Manage as obstructive shock.

  • Establish IV access with two large-bore IV lines (peripheral or central).
  • Cautious fluid resuscitation (only in hypovolemic patients) [34]
  • Inotropic support: dobutamine [33]
  • Avoid anesthetic agents and positive pressure ventilation. [35]
  • See “Hemodynamic compromise in mechanically ventilated patients” for the management approach if mechanical ventilation is unavoidable.
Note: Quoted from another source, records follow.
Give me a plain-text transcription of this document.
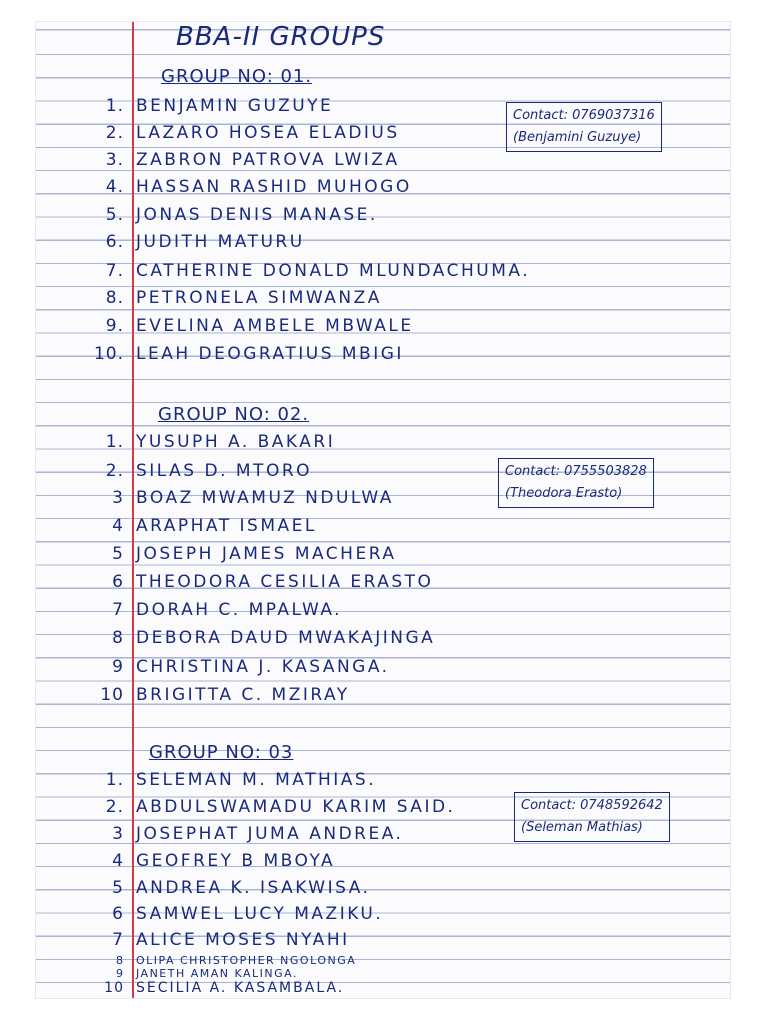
BBA-II GROUPS
GROUP NO: 01.
Contact: 0769037316
(Benjamini Guzuye)
1. BENJAMIN GUZUYE
2. LAZARO HOSEA ELADIUS
3. ZABRON PATROVA LWIZA
4. HASSAN RASHID MUHOGO
5. JONAS DENIS MANASE.
6. JUDITH MATURU
7. CATHERINE DONALD MLUNDACHUMA.
8. PETRONELA SIMWANZA
9. EVELINA AMBELE MBWALE
10. LEAH DEOGRATIUS MBIGI
GROUP NO: 02.
Contact: 0755503828
(Theodora Erasto)
1. YUSUPH A. BAKARI
2. SILAS D. MTORO
3 BOAZ MWAMUZ NDULWA
4 ARAPHAT ISMAEL
5 JOSEPH JAMES MACHERA
6 THEODORA CESILIA ERASTO
7 DORAH C. MPALWA.
8 DEBORA DAUD MWAKAJINGA
9 CHRISTINA J. KASANGA.
10 BRIGITTA C. MZIRAY
GROUP NO: 03
Contact: 0748592642
(Seleman Mathias)
1. SELEMAN M. MATHIAS.
2. ABDULSWAMADU KARIM SAID.
3 JOSEPHAT JUMA ANDREA.
4 GEOFREY B MBOYA
5 ANDREA K. ISAKWISA.
6 SAMWEL LUCY MAZIKU.
7 ALICE MOSES NYAHI
8 OLIPA CHRISTOPHER NGOLONGA
9 JANETH AMAN KALINGA.
10 SECILIA A. KASAMBALA.
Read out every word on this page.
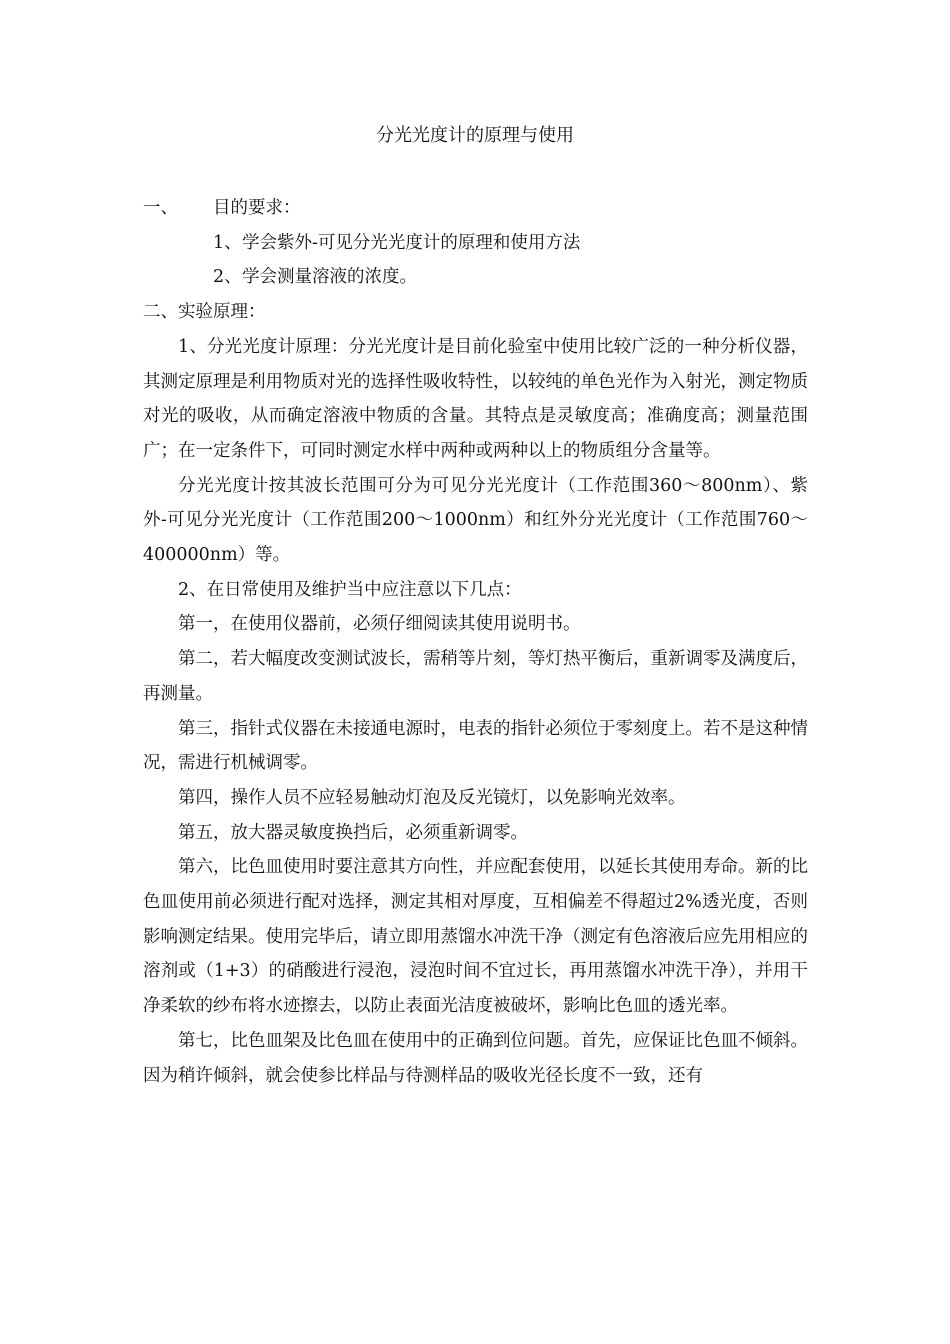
分光光度计的原理与使用

一、 目的要求：

1、学会紫外-可见分光光度计的原理和使用方法

2、学会测量溶液的浓度。

二、实验原理：

1、分光光度计原理：分光光度计是目前化验室中使用比较广泛的一种分析仪器，其测定原理是利用物质对光的选择性吸收特性，以较纯的单色光作为入射光，测定物质对光的吸收，从而确定溶液中物质的含量。其特点是灵敏度高；准确度高；测量范围广；在一定条件下，可同时测定水样中两种或两种以上的物质组分含量等。

分光光度计按其波长范围可分为可见分光光度计（工作范围360～800nm）、紫外-可见分光光度计（工作范围200～1000nm）和红外分光光度计（工作范围760～400000nm）等。

2、在日常使用及维护当中应注意以下几点：

第一，在使用仪器前，必须仔细阅读其使用说明书。

第二，若大幅度改变测试波长，需稍等片刻，等灯热平衡后，重新调零及满度后，再测量。

第三，指针式仪器在未接通电源时，电表的指针必须位于零刻度上。若不是这种情况，需进行机械调零。

第四，操作人员不应轻易触动灯泡及反光镜灯，以免影响光效率。

第五，放大器灵敏度换挡后，必须重新调零。

第六，比色皿使用时要注意其方向性，并应配套使用，以延长其使用寿命。新的比色皿使用前必须进行配对选择，测定其相对厚度，互相偏差不得超过2%透光度，否则影响测定结果。使用完毕后，请立即用蒸馏水冲洗干净（测定有色溶液后应先用相应的溶剂或（1+3）的硝酸进行浸泡，浸泡时间不宜过长，再用蒸馏水冲洗干净），并用干净柔软的纱布将水迹擦去，以防止表面光洁度被破坏，影响比色皿的透光率。

第七，比色皿架及比色皿在使用中的正确到位问题。首先，应保证比色皿不倾斜。因为稍许倾斜，就会使参比样品与待测样品的吸收光径长度不一致，还有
Positive pressure ventilation can lead to hemodynamic decompensation in patients with cardiac tamponade.

Subsequent management

  • Identify and treat the underlying cause: See “Investigation of underlying etiology” in “Diagnostics.”
  • Monitor for complications and reaccumulation.
    • ICU admission recommended [12]
    • Continuous telemetry
    • Regular BP monitoring
    • Serial pulsus paradoxus measurement

Acute management checklist

  • Consult cardiology immediately.
  • Confirm the diagnosis with FoCUS if the patient is stable (proceed directly to pericardiocentesis if not).
  • Urgent pericardiocentesis in patients with cardiac tamponade
    • Cardiac arrest or peri-arrest patient and no bedside imaging (e.g, POCUS) available: Consider blind technique.
    • All other patients: Use POCUS guidance for unstable patients; consider CT or fluoroscopy guidance for stable patients.
  • Continuous telemetry
  • If the patient is hypotensive, consider cautious IV fluid use.
  • Consult cardiothoracic surgery for surgical drainage if pericardiocentesis is unsuccessful or if hemopericardium or purulent effusion are suspected.
  • Serial pulsus paradoxus measurement
  • Transfer to ICU/CCU.
  • Avoid anesthetic agents and positive pressure ventilation.